The researchers, affiliated with the Respiratory Research Centre, studied the swine model of cystic fibrosis and used a specialized microelectrode technique that allowed them to perform experiments with very high resolution.

They discovered there is excessive sodium absorption in the small airways, a previously unstudied site in the body.

“A precise understanding of the cellular basis of cystic fibrosis lung disease is a prerequisite for the development of treatments such as gene therapy that have the potential to cure cystic fibrosis,” said Tam.

“CFTR modulators, such as Trikafta, can improve life for about 90 percent of patients. Our work is especially relevant to that 10 percent of people with cystic fibrosis who cannot benefit from these medications,” said Tam.

As per Cystic Fibrosis Canada, cystic fibrosis is the most common fatal genetic disease affecting Canadian children and young adults.

There is presently no cure for the disorder that varies in symptoms from patient to patient but mainly affects the lungs and digestive system. About one in every 3,600 children born in Canada has cystic fibrosis, which occurs when a person receives two copies of a defective gene — one from each parent.

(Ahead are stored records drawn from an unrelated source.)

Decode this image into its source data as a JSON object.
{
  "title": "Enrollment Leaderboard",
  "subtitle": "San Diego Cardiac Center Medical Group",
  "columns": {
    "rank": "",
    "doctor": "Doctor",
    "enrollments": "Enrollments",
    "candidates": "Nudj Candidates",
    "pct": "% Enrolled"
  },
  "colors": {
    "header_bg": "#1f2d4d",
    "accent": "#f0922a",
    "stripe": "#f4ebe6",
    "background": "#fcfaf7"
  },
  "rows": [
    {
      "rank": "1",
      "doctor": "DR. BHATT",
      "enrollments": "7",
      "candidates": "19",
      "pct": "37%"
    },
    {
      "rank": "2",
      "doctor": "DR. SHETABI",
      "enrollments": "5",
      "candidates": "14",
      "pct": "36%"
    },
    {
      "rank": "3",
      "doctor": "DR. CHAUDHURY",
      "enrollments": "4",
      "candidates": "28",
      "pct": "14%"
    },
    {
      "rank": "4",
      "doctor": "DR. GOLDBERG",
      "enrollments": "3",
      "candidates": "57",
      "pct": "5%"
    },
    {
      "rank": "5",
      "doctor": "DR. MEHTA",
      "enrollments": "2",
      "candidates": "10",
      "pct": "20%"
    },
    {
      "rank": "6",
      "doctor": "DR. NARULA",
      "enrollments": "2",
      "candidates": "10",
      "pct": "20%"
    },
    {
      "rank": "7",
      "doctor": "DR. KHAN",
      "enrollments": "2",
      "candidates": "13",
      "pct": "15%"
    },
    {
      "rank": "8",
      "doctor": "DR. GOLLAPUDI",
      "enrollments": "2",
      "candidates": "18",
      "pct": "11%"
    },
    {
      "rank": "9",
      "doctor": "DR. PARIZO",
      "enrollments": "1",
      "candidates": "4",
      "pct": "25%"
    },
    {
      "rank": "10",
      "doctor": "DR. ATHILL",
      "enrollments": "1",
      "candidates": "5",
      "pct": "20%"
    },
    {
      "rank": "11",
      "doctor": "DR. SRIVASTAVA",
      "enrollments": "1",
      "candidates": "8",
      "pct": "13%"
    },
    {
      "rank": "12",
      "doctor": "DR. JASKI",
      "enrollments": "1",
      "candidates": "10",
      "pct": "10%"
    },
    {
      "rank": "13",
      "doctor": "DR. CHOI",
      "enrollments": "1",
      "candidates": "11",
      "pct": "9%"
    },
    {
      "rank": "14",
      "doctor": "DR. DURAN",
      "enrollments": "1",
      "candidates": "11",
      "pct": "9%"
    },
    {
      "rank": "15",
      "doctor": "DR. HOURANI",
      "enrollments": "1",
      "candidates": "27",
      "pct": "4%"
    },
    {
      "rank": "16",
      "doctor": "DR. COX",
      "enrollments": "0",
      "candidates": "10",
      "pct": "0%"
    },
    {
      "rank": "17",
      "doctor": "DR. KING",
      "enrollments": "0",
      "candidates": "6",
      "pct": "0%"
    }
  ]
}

Ianowski has been working with Tam for about six years and has been able to meet people with cystic fibrosis in his clinic. He said this adds a sense of purpose and desire to create applicable outcomes through the research he performs in the lab.

“In this context, I get to know the patients by name and see their struggles. Working with Julian has created a meaningful partnership, and we can inform and strengthen each other’s work,” said Ianowski.

The research was funded by the Canadian Institute for Health Research and Cystic Fibrosis Canada.